Psychedelic Games Raises $3.5M From KRAFTON, FlyQuest for Pirate MOBA Golden Tides
KRAFTON, FlyQuest, and Arbitrum just bet $3.5M on a pirate MOBA with no lanes, and FlyQuest CEO Brian Anderson calls it a new standard for how esports orgs and studios should collaborate.

Three backers walked into a $3.5 million deal with no lanes, no towers, and no overlap in their business models. Psychedelic Games, the Dallas studio behind Golden Tides, closed that round on March 24, pulling in KRAFTON, the South Korean publisher behind PUBG: BATTLEGROUNDS; North American esports organization FlyQuest; and Arbitrum Gaming Ventures, a strategic fund backed by the Arbitrum blockchain ecosystem. It is the first time FlyQuest has made a direct investment in a game studio.
Each backer is after something different. KRAFTON wants a publishable competitive title it can scale globally, consistent with the infrastructure it built around PUBG: BATTLEGROUNDS. Psychedelic COO Mason Richman said KRAFTON's "unwavering focus on creating fun, great games above everything else made the partnership feel natural from day one." FlyQuest is after an esports pipeline it can shape from the start: CEO Brian Anderson said the organization believes "the future of esports will be built through teams and developers working together early, starting in development, continuing through launch." Arbitrum Gaming Ventures, whose partner Dan Peng cited enthusiasm for "a team pushing the boundaries of a fresh and compelling style of gameplay," is playing the longer game, positioning for a competitive title that can eventually integrate blockchain-native distribution and monetization.

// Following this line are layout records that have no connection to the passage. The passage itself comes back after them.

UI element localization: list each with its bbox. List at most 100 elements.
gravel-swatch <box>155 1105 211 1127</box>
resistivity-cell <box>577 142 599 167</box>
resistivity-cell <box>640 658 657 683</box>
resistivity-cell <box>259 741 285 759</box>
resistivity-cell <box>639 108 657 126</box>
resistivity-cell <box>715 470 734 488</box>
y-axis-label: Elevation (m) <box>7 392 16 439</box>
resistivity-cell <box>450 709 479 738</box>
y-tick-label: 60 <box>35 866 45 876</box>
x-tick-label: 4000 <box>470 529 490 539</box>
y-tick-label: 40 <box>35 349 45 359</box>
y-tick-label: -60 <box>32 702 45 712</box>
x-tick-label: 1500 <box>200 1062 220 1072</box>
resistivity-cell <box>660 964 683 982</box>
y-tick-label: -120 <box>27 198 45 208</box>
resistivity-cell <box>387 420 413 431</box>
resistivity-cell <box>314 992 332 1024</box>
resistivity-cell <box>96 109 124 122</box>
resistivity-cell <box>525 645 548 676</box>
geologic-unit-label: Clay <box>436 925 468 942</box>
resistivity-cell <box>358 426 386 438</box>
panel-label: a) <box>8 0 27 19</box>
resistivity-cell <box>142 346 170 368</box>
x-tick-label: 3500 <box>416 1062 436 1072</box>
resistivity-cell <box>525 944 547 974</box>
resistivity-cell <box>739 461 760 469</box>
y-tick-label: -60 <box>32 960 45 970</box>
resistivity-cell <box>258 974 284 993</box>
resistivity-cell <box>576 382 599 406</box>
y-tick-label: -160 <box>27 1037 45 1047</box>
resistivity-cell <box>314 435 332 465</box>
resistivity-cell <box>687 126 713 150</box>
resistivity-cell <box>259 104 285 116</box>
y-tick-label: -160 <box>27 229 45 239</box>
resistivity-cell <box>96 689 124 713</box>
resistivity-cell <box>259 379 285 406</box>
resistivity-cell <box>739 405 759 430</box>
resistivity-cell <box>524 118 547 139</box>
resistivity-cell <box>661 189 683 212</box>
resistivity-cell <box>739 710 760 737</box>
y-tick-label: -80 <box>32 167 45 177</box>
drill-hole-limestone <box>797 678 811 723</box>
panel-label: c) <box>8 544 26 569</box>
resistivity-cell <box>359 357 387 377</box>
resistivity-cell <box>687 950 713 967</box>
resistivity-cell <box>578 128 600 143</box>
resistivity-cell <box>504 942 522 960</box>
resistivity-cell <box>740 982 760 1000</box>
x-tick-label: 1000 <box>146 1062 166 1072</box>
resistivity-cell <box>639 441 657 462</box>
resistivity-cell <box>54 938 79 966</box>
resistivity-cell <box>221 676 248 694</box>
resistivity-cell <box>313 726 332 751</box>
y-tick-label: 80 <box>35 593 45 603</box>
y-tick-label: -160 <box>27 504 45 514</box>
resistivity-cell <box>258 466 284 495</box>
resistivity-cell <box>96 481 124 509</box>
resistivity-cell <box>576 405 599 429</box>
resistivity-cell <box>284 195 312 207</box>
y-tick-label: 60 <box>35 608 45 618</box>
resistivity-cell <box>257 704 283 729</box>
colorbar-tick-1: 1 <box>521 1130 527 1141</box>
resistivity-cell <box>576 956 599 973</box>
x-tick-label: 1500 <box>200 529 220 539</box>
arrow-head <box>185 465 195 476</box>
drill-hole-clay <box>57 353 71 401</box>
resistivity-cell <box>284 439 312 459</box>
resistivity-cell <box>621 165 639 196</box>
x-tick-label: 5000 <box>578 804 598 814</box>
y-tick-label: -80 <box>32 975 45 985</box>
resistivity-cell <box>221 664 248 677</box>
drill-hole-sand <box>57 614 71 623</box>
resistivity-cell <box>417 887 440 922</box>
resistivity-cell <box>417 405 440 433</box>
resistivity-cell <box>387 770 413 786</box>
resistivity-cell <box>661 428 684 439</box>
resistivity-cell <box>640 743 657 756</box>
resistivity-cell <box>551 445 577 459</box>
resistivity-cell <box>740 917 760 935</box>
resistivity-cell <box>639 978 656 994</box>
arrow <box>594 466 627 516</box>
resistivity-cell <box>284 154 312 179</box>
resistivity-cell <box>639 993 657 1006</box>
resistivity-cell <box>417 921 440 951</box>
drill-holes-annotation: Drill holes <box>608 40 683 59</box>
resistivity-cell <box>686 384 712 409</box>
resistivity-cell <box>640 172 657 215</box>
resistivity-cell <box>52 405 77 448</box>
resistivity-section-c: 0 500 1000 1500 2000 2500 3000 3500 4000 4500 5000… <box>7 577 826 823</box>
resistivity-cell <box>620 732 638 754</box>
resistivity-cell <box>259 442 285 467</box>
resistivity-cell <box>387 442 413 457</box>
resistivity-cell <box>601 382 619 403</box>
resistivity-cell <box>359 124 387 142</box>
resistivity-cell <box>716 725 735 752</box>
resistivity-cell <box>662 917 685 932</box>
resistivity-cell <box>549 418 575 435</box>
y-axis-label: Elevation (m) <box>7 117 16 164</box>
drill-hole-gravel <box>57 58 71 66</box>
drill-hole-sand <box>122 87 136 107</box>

Psychedelic confirmed none of those blockchain features will be present at launch.
The design bet at the center of all three investments is a format that Psychedelic CEO Devin Richman described with a blunt diagnosis: "The MOBA genre created some of the most beloved competitive games of the past fifteen years, but the formula has grown stale." Golden Tides is his studio's answer: a 4v4 match where two pirate crews have 20 to 25 minutes to chart their own routes across explorable islands, locate buried treasure, and fight over it in open naval combat. No lanes. No tower push. The fights that erupt when two crews converge on the same haul replace the tower siege sequences that set the tempo in traditional MOBAs. The roster behind the game includes veterans from League of Legends, Smite, Fortnite, PUBG: BATTLEGROUNDS, Call of Duty: Warzone, and ARK: Survival Evolved, and Psychedelic is pitching the shorter runtime as a structural advantage for broadcast and spectatorship.

Psychedelic is accepting sign-ups for a Q2 2026 playtest on PC, with broader platform expansion planned post-launch but no additional platforms or release window confirmed. The Arbitrum involvement, even without a day-one token component, leaves several questions the studio has not yet addressed: whether any future monetization will introduce pay-to-win mechanics, whether a connected wallet will be required for any game modes, how matchmaking holds up with a fresh player pool at launch, and whether crossplay will be available to keep queues healthy. Psychedelic intentionally bypassed traditional VC in favor of strategic partners, which Anderson called "a new standard for how esports organizations and game studios collaborate." That logic holds on paper; whether it survives once three sets of business interests start pulling in different directions is the real test of the model.